As bakers, engineers and suppliers alike gear up for Baking Expo 2013, Baking & Snack sat down with columnist Jim Kline to try and get into the mindset of bakers and engineers to see what will be important them — and to find out what they don’t want to hear.

Baking & Snack: What are bakers’ and engineers’ major concerns entering 2013 vs. 2010?

Jim Kline: The state of the equipment suppliers is a consideration — consolidations, bankruptcy, focusing (narrowing) of product lines, influx of foreign equipment and the effect of major bakery closings — that has touched most bakers. How secure and stable is the supplier base?  Where will innovation come from?  Who can I trust to be there for me in the future? These are questions that are out there.

What technology is available now (wireless and sustainability and new designs for sanitation) that was not available or of concern five years ago?

Improvements in the hydration of flour and mixing are innovations to be considered. Control system advances — wireless, sensors (IR temperature, humidity, combustion efficiency), and user-friendly supervisory and SCADA systems have all advanced and expanded their application and usability.

Advances in the thermal efficiency of ovens through improved combustion control and burners, and improved construction methods (insulation and STIR technology), as well as heat recovery systems, are important to the baker.

Are bakers willing to pay for sanitary equipment design?
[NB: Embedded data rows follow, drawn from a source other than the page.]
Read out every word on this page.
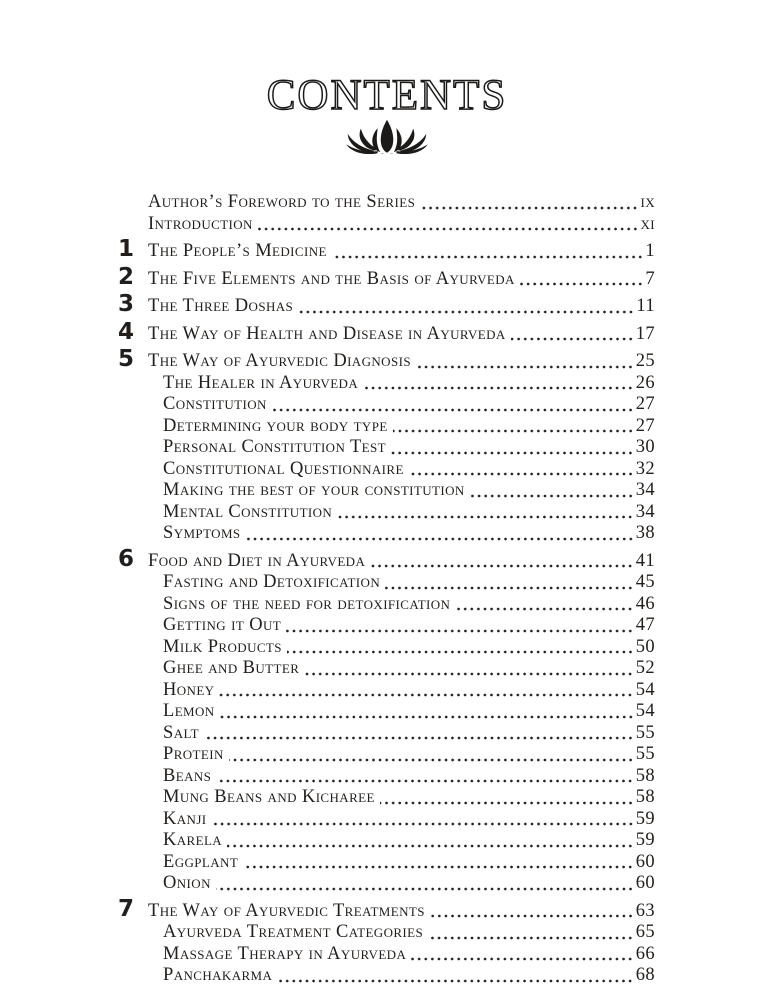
CONTENTS
Author’s Foreword to the Series	ix
Introduction	xi
1 The People’s Medicine	1
2 The Five Elements and the Basis of Ayurveda	7
3 The Three Doshas	11
4 The Way of Health and Disease in Ayurveda	17
5 The Way of Ayurvedic Diagnosis	25
The Healer in Ayurveda	26
Constitution	27
Determining your body type	27
Personal Constitution Test	30
Constitutional Questionnaire	32
Making the best of your constitution	34
Mental Constitution	34
Symptoms	38
6 Food and Diet in Ayurveda	41
Fasting and Detoxification	45
Signs of the need for detoxification	46
Getting it Out	47
Milk Products	50
Ghee and Butter	52
Honey	54
Lemon	54
Salt	55
Protein	55
Beans	58
Mung Beans and Kicharee	58
Kanji	59
Karela	59
Eggplant	60
Onion	60
7 The Way of Ayurvedic Treatments	63
Ayurveda Treatment Categories	65
Massage Therapy in Ayurveda	66
Panchakarma	68
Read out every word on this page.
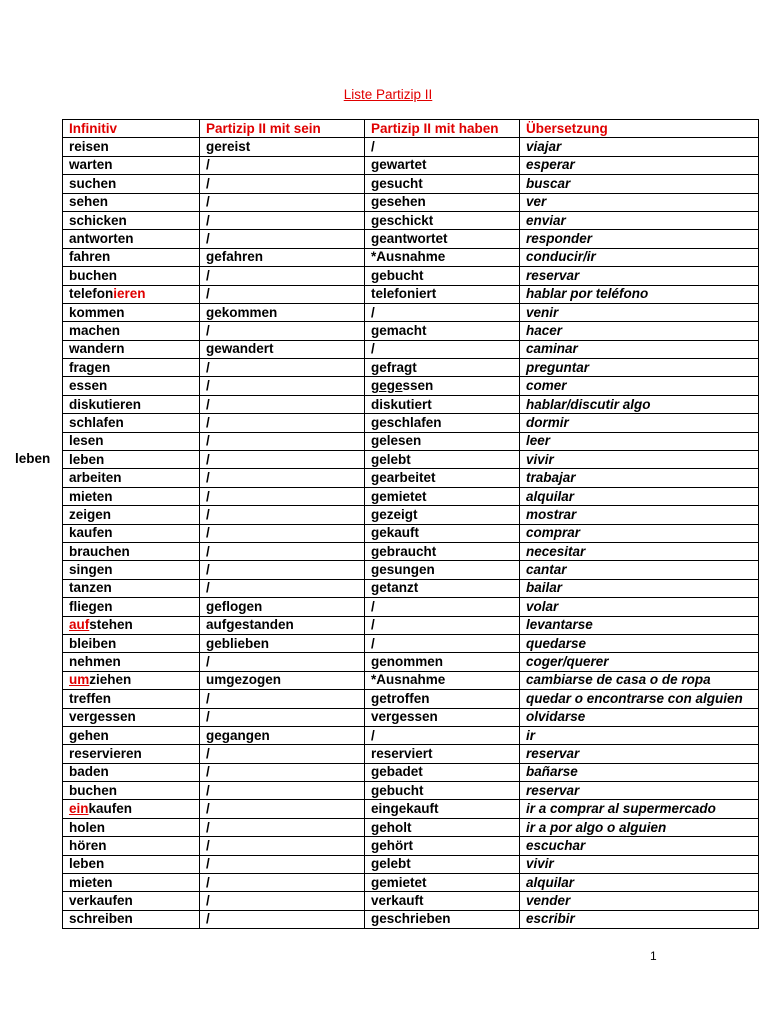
Liste Partizip II
leben
Infinitiv	Partizip II mit sein	Partizip II mit haben	Übersetzung
reisen	gereist	/	viajar
warten	/	gewartet	esperar
suchen	/	gesucht	buscar
sehen	/	gesehen	ver
schicken	/	geschickt	enviar
antworten	/	geantwortet	responder
fahren	gefahren	*Ausnahme	conducir/ir
buchen	/	gebucht	reservar
telefonieren	/	telefoniert	hablar por teléfono
kommen	gekommen	/	venir
machen	/	gemacht	hacer
wandern	gewandert	/	caminar
fragen	/	gefragt	preguntar
essen	/	gegessen	comer
diskutieren	/	diskutiert	hablar/discutir algo
schlafen	/	geschlafen	dormir
lesen	/	gelesen	leer
leben	/	gelebt	vivir
arbeiten	/	gearbeitet	trabajar
mieten	/	gemietet	alquilar
zeigen	/	gezeigt	mostrar
kaufen	/	gekauft	comprar
brauchen	/	gebraucht	necesitar
singen	/	gesungen	cantar
tanzen	/	getanzt	bailar
fliegen	geflogen	/	volar
aufstehen	aufgestanden	/	levantarse
bleiben	geblieben	/	quedarse
nehmen	/	genommen	coger/querer
umziehen	umgezogen	*Ausnahme	cambiarse de casa o de ropa
treffen	/	getroffen	quedar o encontrarse con alguien
vergessen	/	vergessen	olvidarse
gehen	gegangen	/	ir
reservieren	/	reserviert	reservar
baden	/	gebadet	bañarse
buchen	/	gebucht	reservar
einkaufen	/	eingekauft	ir a comprar al supermercado
holen	/	geholt	ir a por algo o alguien
hören	/	gehört	escuchar
leben	/	gelebt	vivir
mieten	/	gemietet	alquilar
verkaufen	/	verkauft	vender
schreiben	/	geschrieben	escribir
1
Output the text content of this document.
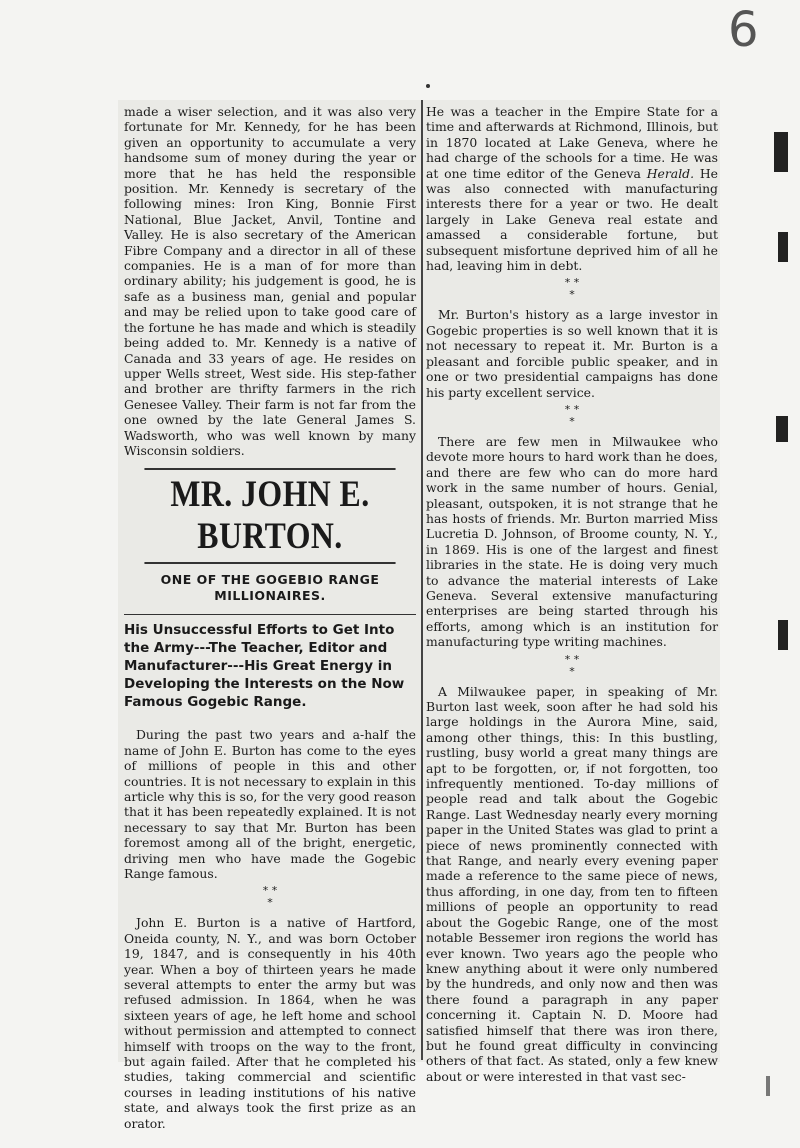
6

made a wiser selection, and it was also very fortunate for Mr. Kennedy, for he has been given an opportunity to accumulate a very handsome sum of money during the year or more that he has held the responsible position. Mr. Kennedy is secretary of the following mines: Iron King, Bonnie First National, Blue Jacket, Anvil, Tontine and Valley. He is also secretary of the American Fibre Company and a director in all of these companies. He is a man of for more than ordinary ability; his judgement is good, he is safe as a business man, genial and popular and may be relied upon to take good care of the fortune he has made and which is steadily being added to. Mr. Kennedy is a native of Canada and 33 years of age. He resides on upper Wells street, West side. His step-father and brother are thrifty farmers in the rich Genesee Valley. Their farm is not far from the one owned by the late General James S. Wadsworth, who was well known by many Wisconsin soldiers.

MR. JOHN E. BURTON.
ONE OF THE GOGEBIO RANGE MILLIONAIRES.
His Unsuccessful Efforts to Get Into the Army---The Teacher, Editor and Manufacturer---His Great Energy in Developing the Interests on the Now Famous Gogebic Range.

During the past two years and a-half the name of John E. Burton has come to the eyes of millions of people in this and other countries. It is not necessary to explain in this article why this is so, for the very good reason that it has been repeatedly explained. It is not necessary to say that Mr. Burton has been foremost among all of the bright, energetic, driving men who have made the Gogebic Range famous.

* *
*

John E. Burton is a native of Hartford, Oneida county, N. Y., and was born October 19, 1847, and is consequently in his 40th year. When a boy of thirteen years he made several attempts to enter the army but was refused admission. In 1864, when he was sixteen years of age, he left home and school without permission and attempted to connect himself with troops on the way to the front, but again failed. After that he completed his studies, taking commercial and scientific courses in leading institutions of his native state, and always took the first prize as an orator.

He was a teacher in the Empire State for a time and afterwards at Richmond, Illinois, but in 1870 located at Lake Geneva, where he had charge of the schools for a time. He was at one time editor of the Geneva Herald. He was also connected with manufacturing interests there for a year or two. He dealt largely in Lake Geneva real estate and amassed a considerable fortune, but subsequent misfortune deprived him of all he had, leaving him in debt.

* *
*

Mr. Burton's history as a large investor in Gogebic properties is so well known that it is not necessary to repeat it. Mr. Burton is a pleasant and forcible public speaker, and in one or two presidential campaigns has done his party excellent service.

* *
*

There are few men in Milwaukee who devote more hours to hard work than he does, and there are few who can do more hard work in the same number of hours. Genial, pleasant, outspoken, it is not strange that he has hosts of friends. Mr. Burton married Miss Lucretia D. Johnson, of Broome county, N. Y., in 1869. His is one of the largest and finest libraries in the state. He is doing very much to advance the material interests of Lake Geneva. Several extensive manufacturing enterprises are being started through his efforts, among which is an institution for manufacturing type writing machines.

* *
*

A Milwaukee paper, in speaking of Mr. Burton last week, soon after he had sold his large holdings in the Aurora Mine, said, among other things, this: In this bustling, rustling, busy world a great many things are apt to be forgotten, or, if not forgotten, too infrequently mentioned. To-day millions of people read and talk about the Gogebic Range. Last Wednesday nearly every morning paper in the United States was glad to print a piece of news prominently connected with that Range, and nearly every evening paper made a reference to the same piece of news, thus affording, in one day, from ten to fifteen millions of people an opportunity to read about the Gogebic Range, one of the most notable Bessemer iron regions the world has ever known. Two years ago the people who knew anything about it were only numbered by the hundreds, and only now and then was there found a paragraph in any paper concerning it. Captain N. D. Moore had satisfied himself that there was iron there, but he found great difficulty in convincing others of that fact. As stated, only a few knew about or were interested in that vast sec-
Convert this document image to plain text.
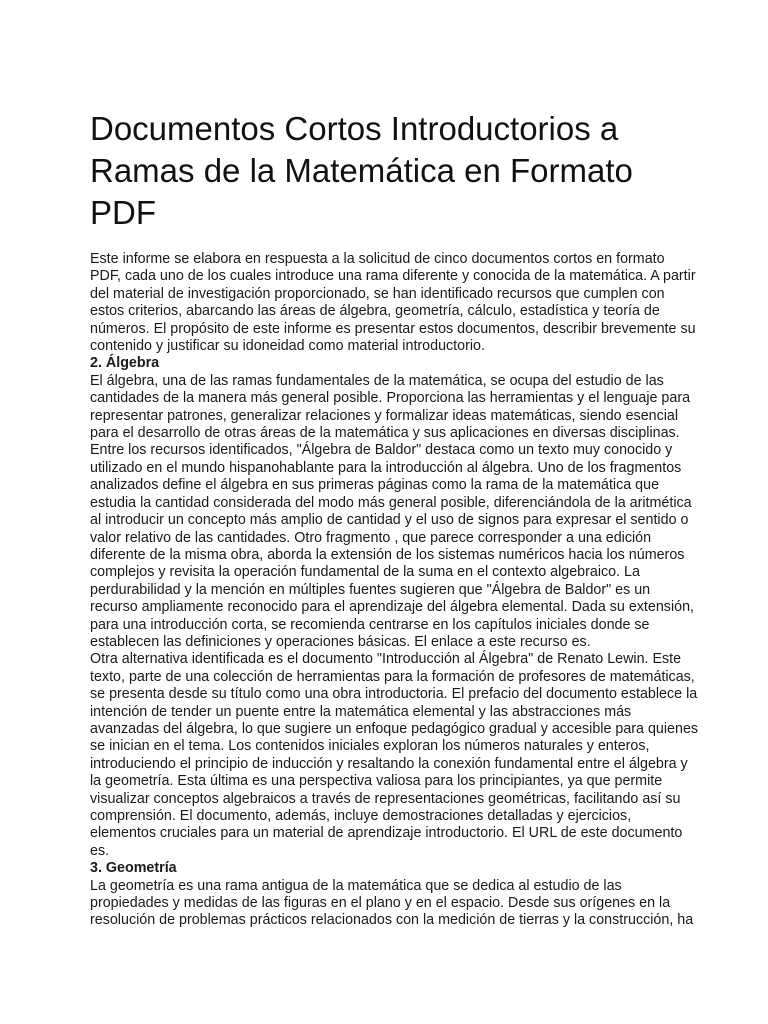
Documentos Cortos Introductorios a
Ramas de la Matemática en Formato
PDF
Este informe se elabora en respuesta a la solicitud de cinco documentos cortos en formato
PDF, cada uno de los cuales introduce una rama diferente y conocida de la matemática. A partir
del material de investigación proporcionado, se han identificado recursos que cumplen con
estos criterios, abarcando las áreas de álgebra, geometría, cálculo, estadística y teoría de
números. El propósito de este informe es presentar estos documentos, describir brevemente su
contenido y justificar su idoneidad como material introductorio.
2. Álgebra
El álgebra, una de las ramas fundamentales de la matemática, se ocupa del estudio de las
cantidades de la manera más general posible. Proporciona las herramientas y el lenguaje para
representar patrones, generalizar relaciones y formalizar ideas matemáticas, siendo esencial
para el desarrollo de otras áreas de la matemática y sus aplicaciones en diversas disciplinas.
Entre los recursos identificados, "Álgebra de Baldor" destaca como un texto muy conocido y
utilizado en el mundo hispanohablante para la introducción al álgebra. Uno de los fragmentos
analizados define el álgebra en sus primeras páginas como la rama de la matemática que
estudia la cantidad considerada del modo más general posible, diferenciándola de la aritmética
al introducir un concepto más amplio de cantidad y el uso de signos para expresar el sentido o
valor relativo de las cantidades. Otro fragmento , que parece corresponder a una edición
diferente de la misma obra, aborda la extensión de los sistemas numéricos hacia los números
complejos y revisita la operación fundamental de la suma en el contexto algebraico. La
perdurabilidad y la mención en múltiples fuentes sugieren que "Álgebra de Baldor" es un
recurso ampliamente reconocido para el aprendizaje del álgebra elemental. Dada su extensión,
para una introducción corta, se recomienda centrarse en los capítulos iniciales donde se
establecen las definiciones y operaciones básicas. El enlace a este recurso es.
Otra alternativa identificada es el documento "Introducción al Álgebra" de Renato Lewin. Este
texto, parte de una colección de herramientas para la formación de profesores de matemáticas,
se presenta desde su título como una obra introductoria. El prefacio del documento establece la
intención de tender un puente entre la matemática elemental y las abstracciones más
avanzadas del álgebra, lo que sugiere un enfoque pedagógico gradual y accesible para quienes
se inician en el tema. Los contenidos iniciales exploran los números naturales y enteros,
introduciendo el principio de inducción y resaltando la conexión fundamental entre el álgebra y
la geometría. Esta última es una perspectiva valiosa para los principiantes, ya que permite
visualizar conceptos algebraicos a través de representaciones geométricas, facilitando así su
comprensión. El documento, además, incluye demostraciones detalladas y ejercicios,
elementos cruciales para un material de aprendizaje introductorio. El URL de este documento
es.
3. Geometría
La geometría es una rama antigua de la matemática que se dedica al estudio de las
propiedades y medidas de las figuras en el plano y en el espacio. Desde sus orígenes en la
resolución de problemas prácticos relacionados con la medición de tierras y la construcción, ha
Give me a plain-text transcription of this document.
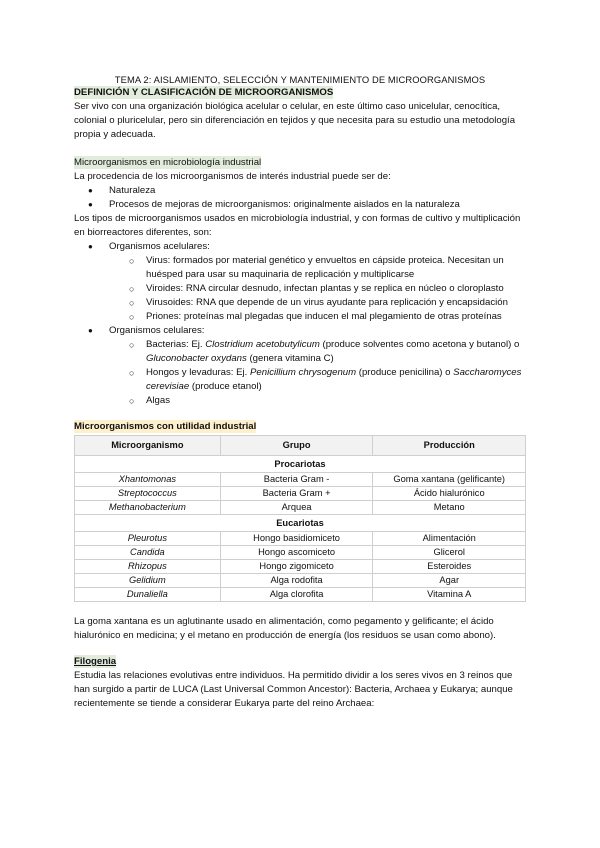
TEMA 2: AISLAMIENTO, SELECCIÓN Y MANTENIMIENTO DE MICROORGANISMOS
DEFINICIÓN Y CLASIFICACIÓN DE MICROORGANISMOS

Ser vivo con una organización biológica acelular o celular, en este último caso unicelular, cenocítica, colonial o pluricelular, pero sin diferenciación en tejidos y que necesita para su estudio una metodología propia y adecuada.

Microorganismos en microbiología industrial

La procedencia de los microorganismos de interés industrial puede ser de:

● Naturaleza
● Procesos de mejoras de microorganismos: originalmente aislados en la naturaleza

Los tipos de microorganismos usados en microbiología industrial, y con formas de cultivo y multiplicación en biorreactores diferentes, son:

● Organismos acelulares:
○ Virus: formados por material genético y envueltos en cápside proteica. Necesitan un huésped para usar su maquinaria de replicación y multiplicarse
○ Viroides: RNA circular desnudo, infectan plantas y se replica en núcleo o cloroplasto
○ Virusoides: RNA que depende de un virus ayudante para replicación y encapsidación
○ Priones: proteínas mal plegadas que inducen el mal plegamiento de otras proteínas
● Organismos celulares:
○ Bacterias: Ej. Clostridium acetobutylicum (produce solventes como acetona y butanol) o Gluconobacter oxydans (genera vitamina C)
○ Hongos y levaduras: Ej. Penicillium chrysogenum (produce penicilina) o Saccharomyces cerevisiae (produce etanol)
○ Algas
Microorganismos con utilidad industrial
Microorganismo	Grupo	Producción
Procariotas		
Xhantomonas	Bacteria Gram -	Goma xantana (gelificante)
Streptococcus	Bacteria Gram +	Ácido hialurónico
Methanobacterium	Arquea	Metano
Eucariotas		
Pleurotus	Hongo basidiomiceto	Alimentación
Candida	Hongo ascomiceto	Glicerol
Rhizopus	Hongo zigomiceto	Esteroides
Gelidium	Alga rodofita	Agar
Dunaliella	Alga clorofita	Vitamina A

La goma xantana es un aglutinante usado en alimentación, como pegamento y gelificante; el ácido hialurónico en medicina; y el metano en producción de energía (los residuos se usan como abono).

Filogenia

Estudia las relaciones evolutivas entre individuos. Ha permitido dividir a los seres vivos en 3 reinos que han surgido a partir de LUCA (Last Universal Common Ancestor): Bacteria, Archaea y Eukarya; aunque recientemente se tiende a considerar Eukarya parte del reino Archaea:
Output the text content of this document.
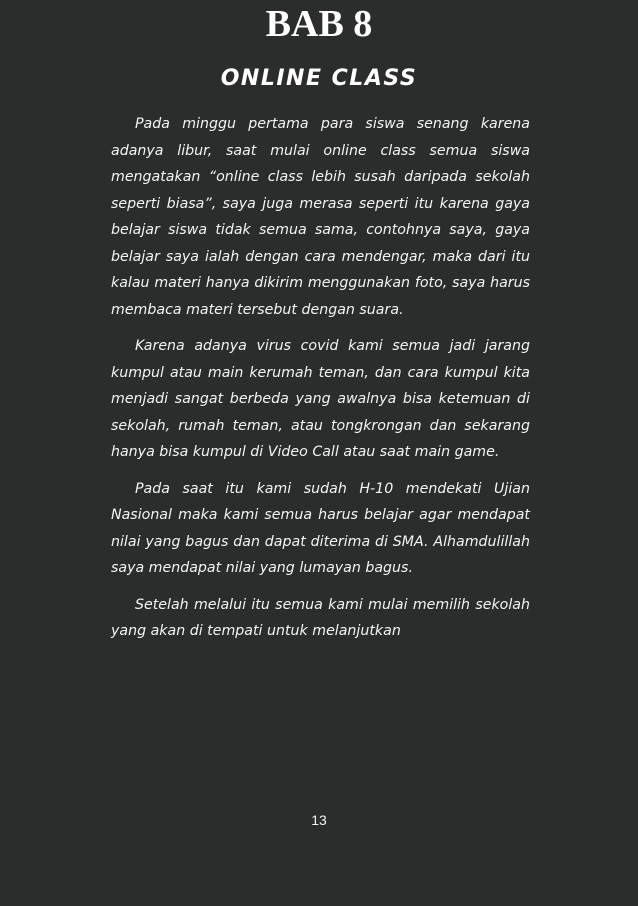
BAB 8
ONLINE CLASS

Pada minggu pertama para siswa senang karena adanya libur, saat mulai online class semua siswa mengatakan “online class lebih susah daripada sekolah seperti biasa”, saya juga merasa seperti itu karena gaya belajar siswa tidak semua sama, contohnya saya, gaya belajar saya ialah dengan cara mendengar, maka dari itu kalau materi hanya dikirim menggunakan foto, saya harus membaca materi tersebut dengan suara.

Karena adanya virus covid kami semua jadi jarang kumpul atau main kerumah teman, dan cara kumpul kita menjadi sangat berbeda yang awalnya bisa ketemuan di sekolah, rumah teman, atau tongkrongan dan sekarang hanya bisa kumpul di Video Call atau saat main game.

Pada saat itu kami sudah H-10 mendekati Ujian Nasional maka kami semua harus belajar agar mendapat nilai yang bagus dan dapat diterima di SMA. Alhamdulillah saya mendapat nilai yang lumayan bagus.

Setelah melalui itu semua kami mulai memilih sekolah yang akan di tempati untuk melanjutkan

13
Why or why not? What’s worth the extra dollars when talking to the purchasing/procurement agent?

This varies greatly by baker and operating philosophy. The larger players are usually more willing to pay more for sanitary designs (facility and equipment) to ensure customer requirements, consumer confidence and regulatory compliance. The smaller bakers want to meet today’s standards but are less interested in spending additional money against an unclear and uncertain future.

I believe as a result of the grassroots efforts in driving sanitary design standards many equipment manufacturers are finding cost-effective ways to provide solid sanitary designs.

What are one or two things that a baker does not want to hear from an IBIE exhibitor in 2013 vs. 2010?

That the energy efficiency of the equipment is the same as it was three years ago and that sanitary designs have a premium cost.